I have long wondered why there is no Jewish record post-fall of the Temple from official voices of Judaism condemning Paul. Yes, today, Slobec will criticize Paul. But we now live in a diverse culture once more similar to the pre-Temple-fall  Jewish culture. But the Pharisees after the Temple-fall, and as they morphed into the Orthodox, controlled the narrative post-Temple-fall.

 

But for what we learn above about the Orthodox' position on Gentiles and Torah, you would think some forerunner of Tovia Singer or Slobec of yesterday would attack Christianity for having Paul's words in its canon. Until this very day, the voices in Judaism that show Paul an apostate are very few.

 

But no Jewish authority ever spoke up to attack Christian Gentiles for following Paul. Only the Ebionites who were the original Jerusalem church did so. They declared Paul an apostate, and excluded reading Paul's writings. See Ebionites Declare Paul's Writings Are From Apostate. Now we know why. They agreed with Paul not to teach the Law to Gentiles.

 

A Second Mystery Solved?

 

The explanation for such silence from Judaism about Paul is obviously what we learned above. The Ebionites reflected the non-Pharisee position that Gentiles could learn Torah, and be God-fearers welcomed at synagogue. They spoke against Paul as an obvious apostate.

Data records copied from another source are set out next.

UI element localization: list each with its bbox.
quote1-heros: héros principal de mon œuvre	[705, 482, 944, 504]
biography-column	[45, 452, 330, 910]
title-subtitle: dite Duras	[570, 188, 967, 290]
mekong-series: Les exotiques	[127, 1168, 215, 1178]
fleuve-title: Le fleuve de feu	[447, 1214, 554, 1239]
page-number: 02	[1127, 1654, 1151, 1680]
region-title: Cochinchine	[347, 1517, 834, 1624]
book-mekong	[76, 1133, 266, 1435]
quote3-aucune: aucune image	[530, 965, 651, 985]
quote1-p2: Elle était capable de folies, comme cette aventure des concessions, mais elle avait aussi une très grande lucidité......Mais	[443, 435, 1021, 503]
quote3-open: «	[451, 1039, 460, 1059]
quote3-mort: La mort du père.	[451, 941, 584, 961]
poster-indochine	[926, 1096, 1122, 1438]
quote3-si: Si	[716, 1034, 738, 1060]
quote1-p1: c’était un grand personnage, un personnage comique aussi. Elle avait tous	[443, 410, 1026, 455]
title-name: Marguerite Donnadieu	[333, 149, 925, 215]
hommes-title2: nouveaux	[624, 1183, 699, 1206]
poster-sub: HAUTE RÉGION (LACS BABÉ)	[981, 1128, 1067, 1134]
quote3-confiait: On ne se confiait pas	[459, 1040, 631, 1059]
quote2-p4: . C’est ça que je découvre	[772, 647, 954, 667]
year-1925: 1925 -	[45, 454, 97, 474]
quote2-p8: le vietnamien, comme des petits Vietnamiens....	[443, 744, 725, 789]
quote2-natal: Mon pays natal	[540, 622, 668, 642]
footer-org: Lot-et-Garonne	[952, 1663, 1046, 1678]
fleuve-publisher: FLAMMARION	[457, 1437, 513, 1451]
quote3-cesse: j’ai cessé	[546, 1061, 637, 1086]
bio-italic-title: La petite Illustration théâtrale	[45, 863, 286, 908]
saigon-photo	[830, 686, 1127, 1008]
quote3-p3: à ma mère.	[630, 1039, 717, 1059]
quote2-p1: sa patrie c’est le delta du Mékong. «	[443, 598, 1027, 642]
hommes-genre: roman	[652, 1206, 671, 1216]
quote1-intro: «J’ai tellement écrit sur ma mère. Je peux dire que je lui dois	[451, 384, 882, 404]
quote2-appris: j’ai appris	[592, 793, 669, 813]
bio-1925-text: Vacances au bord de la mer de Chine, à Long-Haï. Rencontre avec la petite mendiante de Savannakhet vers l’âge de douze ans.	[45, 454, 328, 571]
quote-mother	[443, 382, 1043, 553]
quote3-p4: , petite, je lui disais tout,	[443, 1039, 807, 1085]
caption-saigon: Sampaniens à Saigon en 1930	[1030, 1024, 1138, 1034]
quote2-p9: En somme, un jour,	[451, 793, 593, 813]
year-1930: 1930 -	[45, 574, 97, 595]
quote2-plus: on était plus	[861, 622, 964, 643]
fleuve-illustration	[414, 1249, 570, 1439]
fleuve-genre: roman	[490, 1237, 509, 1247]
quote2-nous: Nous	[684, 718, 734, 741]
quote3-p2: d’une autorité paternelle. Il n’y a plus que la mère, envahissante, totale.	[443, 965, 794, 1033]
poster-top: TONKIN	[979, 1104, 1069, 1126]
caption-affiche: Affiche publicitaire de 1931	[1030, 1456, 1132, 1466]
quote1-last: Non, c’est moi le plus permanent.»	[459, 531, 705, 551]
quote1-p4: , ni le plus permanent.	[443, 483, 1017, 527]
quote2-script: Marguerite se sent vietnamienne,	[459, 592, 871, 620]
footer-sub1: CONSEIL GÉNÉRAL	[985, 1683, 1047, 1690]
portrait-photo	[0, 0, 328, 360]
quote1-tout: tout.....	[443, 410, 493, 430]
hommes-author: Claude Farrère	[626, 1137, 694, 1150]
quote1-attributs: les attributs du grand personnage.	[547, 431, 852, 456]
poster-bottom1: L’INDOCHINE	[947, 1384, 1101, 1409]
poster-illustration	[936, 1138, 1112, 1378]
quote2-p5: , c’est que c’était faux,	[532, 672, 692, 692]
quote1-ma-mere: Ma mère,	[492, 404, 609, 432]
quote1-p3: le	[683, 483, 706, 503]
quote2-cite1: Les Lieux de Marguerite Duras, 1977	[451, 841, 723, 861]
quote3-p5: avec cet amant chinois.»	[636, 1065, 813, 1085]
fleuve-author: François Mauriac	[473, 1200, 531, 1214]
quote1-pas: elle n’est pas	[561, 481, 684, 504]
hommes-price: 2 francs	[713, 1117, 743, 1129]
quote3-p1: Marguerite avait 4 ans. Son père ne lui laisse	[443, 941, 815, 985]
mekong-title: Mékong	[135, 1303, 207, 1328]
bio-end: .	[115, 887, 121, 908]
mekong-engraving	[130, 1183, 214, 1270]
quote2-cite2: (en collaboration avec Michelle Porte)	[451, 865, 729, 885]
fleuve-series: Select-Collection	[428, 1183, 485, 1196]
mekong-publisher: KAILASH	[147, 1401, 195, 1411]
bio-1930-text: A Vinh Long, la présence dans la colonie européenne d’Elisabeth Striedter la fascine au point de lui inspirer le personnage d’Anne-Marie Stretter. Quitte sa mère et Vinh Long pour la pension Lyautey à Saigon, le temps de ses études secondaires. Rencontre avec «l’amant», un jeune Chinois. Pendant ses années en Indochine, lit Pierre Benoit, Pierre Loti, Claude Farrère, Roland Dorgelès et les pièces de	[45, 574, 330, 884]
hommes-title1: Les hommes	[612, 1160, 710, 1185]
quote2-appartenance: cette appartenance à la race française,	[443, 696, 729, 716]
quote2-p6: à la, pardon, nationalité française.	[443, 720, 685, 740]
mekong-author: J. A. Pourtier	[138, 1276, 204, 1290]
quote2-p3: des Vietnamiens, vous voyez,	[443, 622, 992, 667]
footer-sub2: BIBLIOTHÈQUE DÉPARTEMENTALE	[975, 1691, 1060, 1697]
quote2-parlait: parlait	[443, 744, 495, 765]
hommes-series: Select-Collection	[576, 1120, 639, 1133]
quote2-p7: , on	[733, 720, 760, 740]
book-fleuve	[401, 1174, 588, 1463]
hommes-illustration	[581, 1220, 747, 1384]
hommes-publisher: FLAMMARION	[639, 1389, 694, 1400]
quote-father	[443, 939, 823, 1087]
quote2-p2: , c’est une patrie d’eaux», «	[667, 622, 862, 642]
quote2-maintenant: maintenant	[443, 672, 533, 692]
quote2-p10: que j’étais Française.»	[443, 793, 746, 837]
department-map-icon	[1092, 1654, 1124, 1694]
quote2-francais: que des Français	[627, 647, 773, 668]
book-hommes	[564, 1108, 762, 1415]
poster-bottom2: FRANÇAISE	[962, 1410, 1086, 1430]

However, when the Temple fell, and the Levites and Sadducees lost their positions, and Paul became the teacher to the Gentiles in denominations like Roman Catholics, the remaining voice of Judaism - the Orthodox - agreed with Paul.  The Orthodox agreed with his conclusion that there is no Torah for Gentiles. And thus apostasy by Paul directed at Gentiles was tolerated by Judaism post-Temple fall because the succesors in charge of Judaism were the Pharisees-Orthodox who shared the same view as Paul. The Pharisees-Orthodox post-Temple would not teach Gentiles the Law either, making exception only for Gentiles who became circumcised first. A legacy teaching which Avram's article above proves never died.

 

The veil is being lifted as legitimate voices are now speaking up within Judaism that Paul indeed fits the label of an apostate under Deuteronomy 13:1-5, as the Ebionites long ago determined pre-fall of the Temple.